Design  Case series of 19 consecutive patients during a 10-year period at a mean follow-up of 6.3 years (range, 1-11 years).

Setting  University hospital; referral center for musculoskeletal tumor surgery.

Patients  The initial diagnosis in this consecutive series of patients with shoulder girdle tumors requiring the Tikhoff-Linberg procedure was chondrosarcoma in 7 patients, Ewing sarcoma in 3 patients, malignant fibrous histiocytoma in 3 patients, solitary metastasis of thyroid carcinoma in 2 patients, osteosarcoma, synovial sarcoma, angiosarcoma, and neurofibrosarcoma in 1 patient each. According to the Musculoskeletal Tumor Society staging system, there were 6 in surgical stage IB, 10 in stage IIB, and 3 in stage III. Nine tumors involved the proximal humerus, 8 were located in the scapula or surrounding soft tissues, 1 in the lateral clavicle, and 1 in the acromioclavicular joint.

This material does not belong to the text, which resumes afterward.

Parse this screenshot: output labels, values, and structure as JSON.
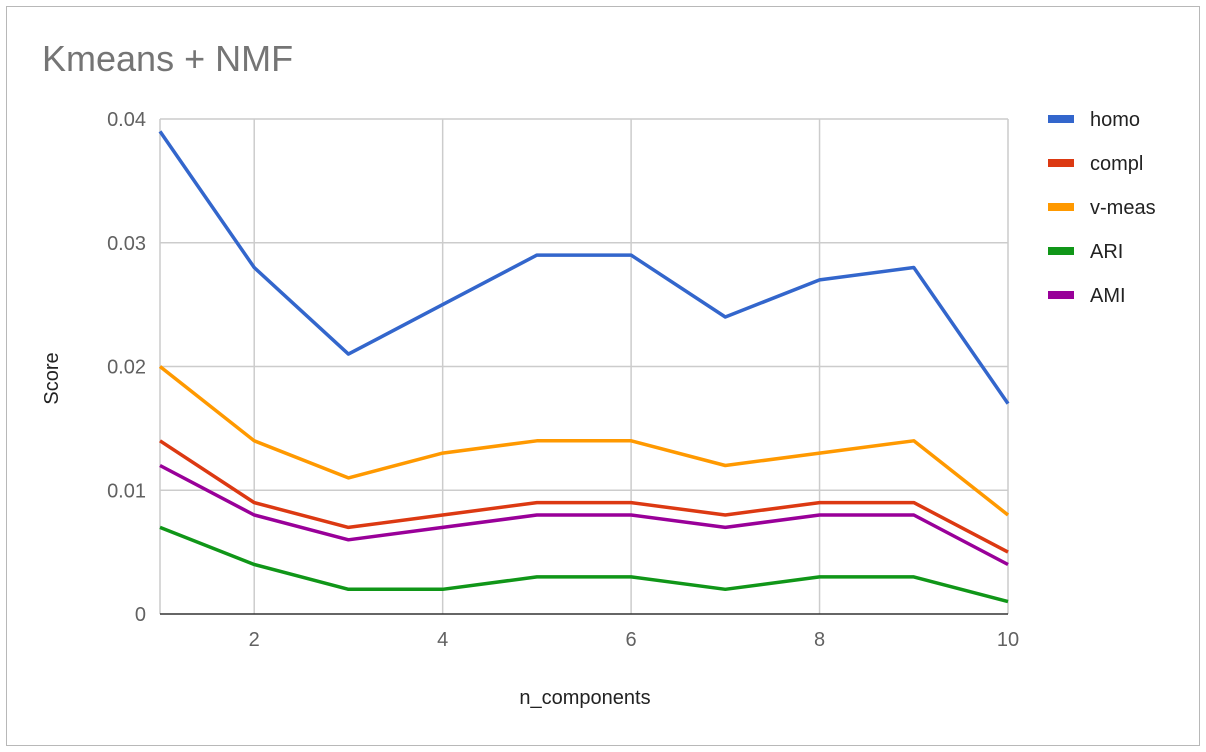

Interventions  For reconstruction of the proximal humerus after en bloc tumor resection an isoelastic cemented shoulder tumor prosthesis was inserted in every patient to restore arm length.

Main Outcome Measures  Complications, and oncological and intermediate-term functional results.

Results  Twelve patients were alive with no evidence of disease. One of these patients died of nontumorous disease 2 years after surgery. One patient is alive with pulmonary metastases after 12 months. Six patients died of metastases at a mean (SD) interval of 18 months (range, 3-35 months) postoperatively. Two of these patients had additional local recurrence. A deep infection necessitated the explantation of the prosthesis in 1 patient. The mean functional score and SD according to the rating system of the Musculoskeletal Tumor Society was 72%±14% (range, 33%-87%) for the 12 surviving patients evaluated. Major complications (1 infection and 2 local recurrences) that may be attributed to the procedure occurred in 3 of the 19 patients.

Conclusion  Despite an overall complication rate of 74% the Tikhoff-Linberg procedure proved to be a valuable surgical procedure for extended tumors of the shoulder girdle for functional and oncological outcome and is superior to forequarter amputation.


From the Department of Trauma Surgery, University Hospital Essen, Essen, Germany.